NEWS RELEASE: Historic Huguenot Street Launches Monthly Women’s History Tour
NEW PALTZ, NY (March 17, 2017) – In honor of Women’s History Month and the centennial of the ratification of women’s suffrage in New York, Historic Huguenot Street has developed “In Her Words,” a women’s history tour launching Saturday, March 25, and running monthly through October. The tour will begin at 2 pm at the DuBois Fort Visitor Center.
Developed by HHS’ Public Programming department with the assistance of SUNY New Paltz intern Allison Surgeary, the tour will follow the lives and stories of six women who played a role in local history. Visitors will be guided through four historic buildings and have the opportunity to discover figures from the past through a combination of factual, historical information and cleverly composed monologues written and recorded by HHS staff and volunteers.
Visitors will hear the stories of Manveht and Papochkies, two Munsee women who signed the 1677 Indian Deed; Catherine Blanchan (1629 - 1713), one of the original New Paltz Huguenot settlers; enslaved Africans Rachel and Dinah; Wyntje Hasbrouck (1708 – 1787), a colonial woman who managed her own estate; Cornelia Markle VanWagenen (1775 – 1819), a widow who ran her own business in the early 1800s; Julia “Aunt Judy” Jackson (ca. 1800 – 1898), a freed slave; Eliza Varick Silvernail Ackert (1830 – 1916), the first female editor of the original New Paltz Times; Progressive-era artist Julia McEntee Dillon (1834 – 1919); and Mary Jane Snyder Freer (1862 – 1931), the first New Paltz woman to vote in 1918.

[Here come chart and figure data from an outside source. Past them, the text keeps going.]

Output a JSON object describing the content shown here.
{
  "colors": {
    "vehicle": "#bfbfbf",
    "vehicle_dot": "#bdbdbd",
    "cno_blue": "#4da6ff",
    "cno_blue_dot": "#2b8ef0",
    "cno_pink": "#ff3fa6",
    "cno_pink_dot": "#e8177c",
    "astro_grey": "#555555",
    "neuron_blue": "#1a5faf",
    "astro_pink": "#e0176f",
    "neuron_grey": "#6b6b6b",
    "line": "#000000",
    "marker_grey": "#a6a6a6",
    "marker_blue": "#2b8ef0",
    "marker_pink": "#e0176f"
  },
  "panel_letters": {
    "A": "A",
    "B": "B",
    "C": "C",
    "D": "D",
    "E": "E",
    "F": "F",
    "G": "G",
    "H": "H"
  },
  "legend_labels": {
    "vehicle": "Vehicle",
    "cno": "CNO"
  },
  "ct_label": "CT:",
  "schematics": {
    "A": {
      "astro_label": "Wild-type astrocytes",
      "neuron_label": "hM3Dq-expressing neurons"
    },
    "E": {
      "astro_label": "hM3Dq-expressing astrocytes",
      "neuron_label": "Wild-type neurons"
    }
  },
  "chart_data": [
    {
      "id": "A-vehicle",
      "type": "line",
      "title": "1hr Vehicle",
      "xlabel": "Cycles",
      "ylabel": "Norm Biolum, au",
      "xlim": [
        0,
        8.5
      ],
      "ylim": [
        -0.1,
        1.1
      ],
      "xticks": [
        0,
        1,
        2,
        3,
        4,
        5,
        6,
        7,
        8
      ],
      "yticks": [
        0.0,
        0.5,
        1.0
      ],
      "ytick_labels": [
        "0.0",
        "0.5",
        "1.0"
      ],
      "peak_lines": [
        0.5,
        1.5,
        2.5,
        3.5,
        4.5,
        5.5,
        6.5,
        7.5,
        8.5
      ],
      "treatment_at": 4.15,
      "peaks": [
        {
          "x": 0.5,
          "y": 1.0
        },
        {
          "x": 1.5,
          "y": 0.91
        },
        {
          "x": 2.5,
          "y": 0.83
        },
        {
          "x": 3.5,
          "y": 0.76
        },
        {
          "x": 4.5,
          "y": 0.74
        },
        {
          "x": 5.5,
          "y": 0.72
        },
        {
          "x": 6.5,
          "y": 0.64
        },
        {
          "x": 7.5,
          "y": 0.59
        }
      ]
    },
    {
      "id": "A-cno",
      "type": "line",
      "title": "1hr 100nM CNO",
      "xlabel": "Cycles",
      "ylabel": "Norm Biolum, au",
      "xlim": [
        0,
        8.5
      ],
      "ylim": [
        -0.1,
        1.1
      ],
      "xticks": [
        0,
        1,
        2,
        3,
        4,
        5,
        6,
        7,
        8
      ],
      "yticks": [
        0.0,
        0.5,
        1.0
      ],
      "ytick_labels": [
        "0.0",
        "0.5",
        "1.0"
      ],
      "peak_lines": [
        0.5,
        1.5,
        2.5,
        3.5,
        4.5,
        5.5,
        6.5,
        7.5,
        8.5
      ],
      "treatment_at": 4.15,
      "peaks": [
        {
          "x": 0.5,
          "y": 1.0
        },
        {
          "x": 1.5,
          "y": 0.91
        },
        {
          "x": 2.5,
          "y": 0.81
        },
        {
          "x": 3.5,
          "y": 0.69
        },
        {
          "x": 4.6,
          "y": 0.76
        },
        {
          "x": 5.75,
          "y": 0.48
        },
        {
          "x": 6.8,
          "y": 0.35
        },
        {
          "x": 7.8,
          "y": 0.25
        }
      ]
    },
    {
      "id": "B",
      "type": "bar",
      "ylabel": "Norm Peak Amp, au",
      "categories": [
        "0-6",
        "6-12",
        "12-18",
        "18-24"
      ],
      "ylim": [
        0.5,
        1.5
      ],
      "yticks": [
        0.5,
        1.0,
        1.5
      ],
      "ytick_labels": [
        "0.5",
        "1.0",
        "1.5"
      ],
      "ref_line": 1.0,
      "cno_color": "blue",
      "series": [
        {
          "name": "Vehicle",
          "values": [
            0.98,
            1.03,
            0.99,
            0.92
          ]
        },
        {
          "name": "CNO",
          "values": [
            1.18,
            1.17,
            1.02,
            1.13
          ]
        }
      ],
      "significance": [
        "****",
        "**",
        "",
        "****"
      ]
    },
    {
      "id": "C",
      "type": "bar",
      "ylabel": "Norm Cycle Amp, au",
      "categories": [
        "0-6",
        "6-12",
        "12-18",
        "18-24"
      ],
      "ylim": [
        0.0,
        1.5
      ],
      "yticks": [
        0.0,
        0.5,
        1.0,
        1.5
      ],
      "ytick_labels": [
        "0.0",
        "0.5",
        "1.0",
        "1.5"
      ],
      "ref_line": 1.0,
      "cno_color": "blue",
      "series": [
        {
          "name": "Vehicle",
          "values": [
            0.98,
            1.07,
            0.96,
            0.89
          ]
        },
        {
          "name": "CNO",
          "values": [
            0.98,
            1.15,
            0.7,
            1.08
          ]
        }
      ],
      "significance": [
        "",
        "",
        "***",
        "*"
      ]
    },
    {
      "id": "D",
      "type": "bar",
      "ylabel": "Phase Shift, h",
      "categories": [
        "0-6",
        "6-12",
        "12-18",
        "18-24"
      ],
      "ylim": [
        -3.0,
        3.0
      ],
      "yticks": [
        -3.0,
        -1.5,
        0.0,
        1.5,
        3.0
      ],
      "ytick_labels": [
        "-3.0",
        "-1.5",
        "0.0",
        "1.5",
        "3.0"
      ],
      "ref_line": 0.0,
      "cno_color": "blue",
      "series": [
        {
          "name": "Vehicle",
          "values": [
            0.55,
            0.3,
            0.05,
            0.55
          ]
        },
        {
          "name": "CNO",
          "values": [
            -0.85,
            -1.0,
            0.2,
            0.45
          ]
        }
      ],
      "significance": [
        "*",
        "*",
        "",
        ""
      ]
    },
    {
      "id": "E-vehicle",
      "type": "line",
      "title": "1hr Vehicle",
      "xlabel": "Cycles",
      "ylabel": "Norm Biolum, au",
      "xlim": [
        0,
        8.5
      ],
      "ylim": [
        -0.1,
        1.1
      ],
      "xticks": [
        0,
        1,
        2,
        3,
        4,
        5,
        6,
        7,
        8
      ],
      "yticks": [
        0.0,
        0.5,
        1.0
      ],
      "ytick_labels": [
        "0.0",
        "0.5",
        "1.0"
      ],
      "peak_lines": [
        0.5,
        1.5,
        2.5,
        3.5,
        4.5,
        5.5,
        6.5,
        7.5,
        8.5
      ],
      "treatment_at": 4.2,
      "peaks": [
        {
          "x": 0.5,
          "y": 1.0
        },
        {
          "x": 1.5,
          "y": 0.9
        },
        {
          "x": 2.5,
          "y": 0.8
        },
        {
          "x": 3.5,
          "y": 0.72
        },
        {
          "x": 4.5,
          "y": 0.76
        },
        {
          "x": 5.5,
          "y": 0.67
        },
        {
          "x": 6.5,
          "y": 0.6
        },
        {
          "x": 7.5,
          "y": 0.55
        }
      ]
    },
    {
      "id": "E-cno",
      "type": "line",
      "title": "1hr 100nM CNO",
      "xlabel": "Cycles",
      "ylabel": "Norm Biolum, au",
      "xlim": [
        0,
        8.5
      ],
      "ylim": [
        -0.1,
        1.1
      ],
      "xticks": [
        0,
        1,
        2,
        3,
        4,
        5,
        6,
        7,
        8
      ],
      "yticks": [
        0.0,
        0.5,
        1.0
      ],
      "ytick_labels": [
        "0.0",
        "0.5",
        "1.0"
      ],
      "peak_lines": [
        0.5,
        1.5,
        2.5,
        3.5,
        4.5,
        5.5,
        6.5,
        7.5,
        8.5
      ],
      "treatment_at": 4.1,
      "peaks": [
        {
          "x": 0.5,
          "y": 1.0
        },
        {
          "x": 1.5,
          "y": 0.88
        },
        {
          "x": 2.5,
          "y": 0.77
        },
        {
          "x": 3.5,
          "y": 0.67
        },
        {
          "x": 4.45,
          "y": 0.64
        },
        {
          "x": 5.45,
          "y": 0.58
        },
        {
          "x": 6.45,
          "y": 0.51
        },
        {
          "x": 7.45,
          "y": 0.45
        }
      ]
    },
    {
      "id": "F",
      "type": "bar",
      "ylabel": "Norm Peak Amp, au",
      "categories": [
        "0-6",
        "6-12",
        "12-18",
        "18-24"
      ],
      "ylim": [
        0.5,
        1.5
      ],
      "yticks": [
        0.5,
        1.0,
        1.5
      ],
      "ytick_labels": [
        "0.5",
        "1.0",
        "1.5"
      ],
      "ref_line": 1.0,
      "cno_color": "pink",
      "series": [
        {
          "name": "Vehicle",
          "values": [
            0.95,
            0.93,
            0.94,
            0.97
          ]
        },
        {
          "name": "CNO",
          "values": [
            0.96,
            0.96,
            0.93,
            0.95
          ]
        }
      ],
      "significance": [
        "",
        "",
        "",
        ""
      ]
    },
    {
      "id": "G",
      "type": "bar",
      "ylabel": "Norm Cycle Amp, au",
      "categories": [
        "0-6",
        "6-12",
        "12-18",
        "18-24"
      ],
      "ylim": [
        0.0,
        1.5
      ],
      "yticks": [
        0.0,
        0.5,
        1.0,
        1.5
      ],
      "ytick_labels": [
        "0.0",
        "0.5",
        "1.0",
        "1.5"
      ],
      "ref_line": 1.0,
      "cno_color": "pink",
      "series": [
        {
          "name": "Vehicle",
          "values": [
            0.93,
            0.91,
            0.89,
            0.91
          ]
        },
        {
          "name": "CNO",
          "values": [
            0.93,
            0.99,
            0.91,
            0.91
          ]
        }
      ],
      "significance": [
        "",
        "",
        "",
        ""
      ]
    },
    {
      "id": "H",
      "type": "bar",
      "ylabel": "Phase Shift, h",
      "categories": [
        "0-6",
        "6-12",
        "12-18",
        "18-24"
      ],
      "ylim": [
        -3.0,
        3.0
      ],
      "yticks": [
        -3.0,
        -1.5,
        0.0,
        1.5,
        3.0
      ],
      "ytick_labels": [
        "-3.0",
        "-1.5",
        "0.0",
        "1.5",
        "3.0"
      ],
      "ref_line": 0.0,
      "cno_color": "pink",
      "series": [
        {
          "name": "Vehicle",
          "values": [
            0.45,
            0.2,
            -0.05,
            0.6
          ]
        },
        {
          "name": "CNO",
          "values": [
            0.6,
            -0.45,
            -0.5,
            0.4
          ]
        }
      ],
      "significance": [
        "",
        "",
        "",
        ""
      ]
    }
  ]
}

Pre-registration is required and is available at huguenotstreet.org/inherwords. General admission $15; 10% discount for seniors, children under 12, military families, and those who have donated $50 or more within the calendar year.
A National Historic Landmark District, Historic Huguenot Street is a 501(c)3 non-profit that encompasses 30 buildings across 10 acres that was the heart of the original 1678 New Paltz settlement, including seven stone houses that date to the early eighteenth century. It was founded in 1894 as the Huguenot Patriotic, Historical, and Monumental Society to preserve the nationally acclaimed collection of stone houses. Since then, Historic Huguenot Street has grown into an innovative museum, chartered as an educational corporation by the University of the State of New York, that is dedicated to protecting our historic buildings, conserving an important collection of artifacts and manuscripts, and promoting the stories of the Huguenot Street families, from the sixteenth century to today.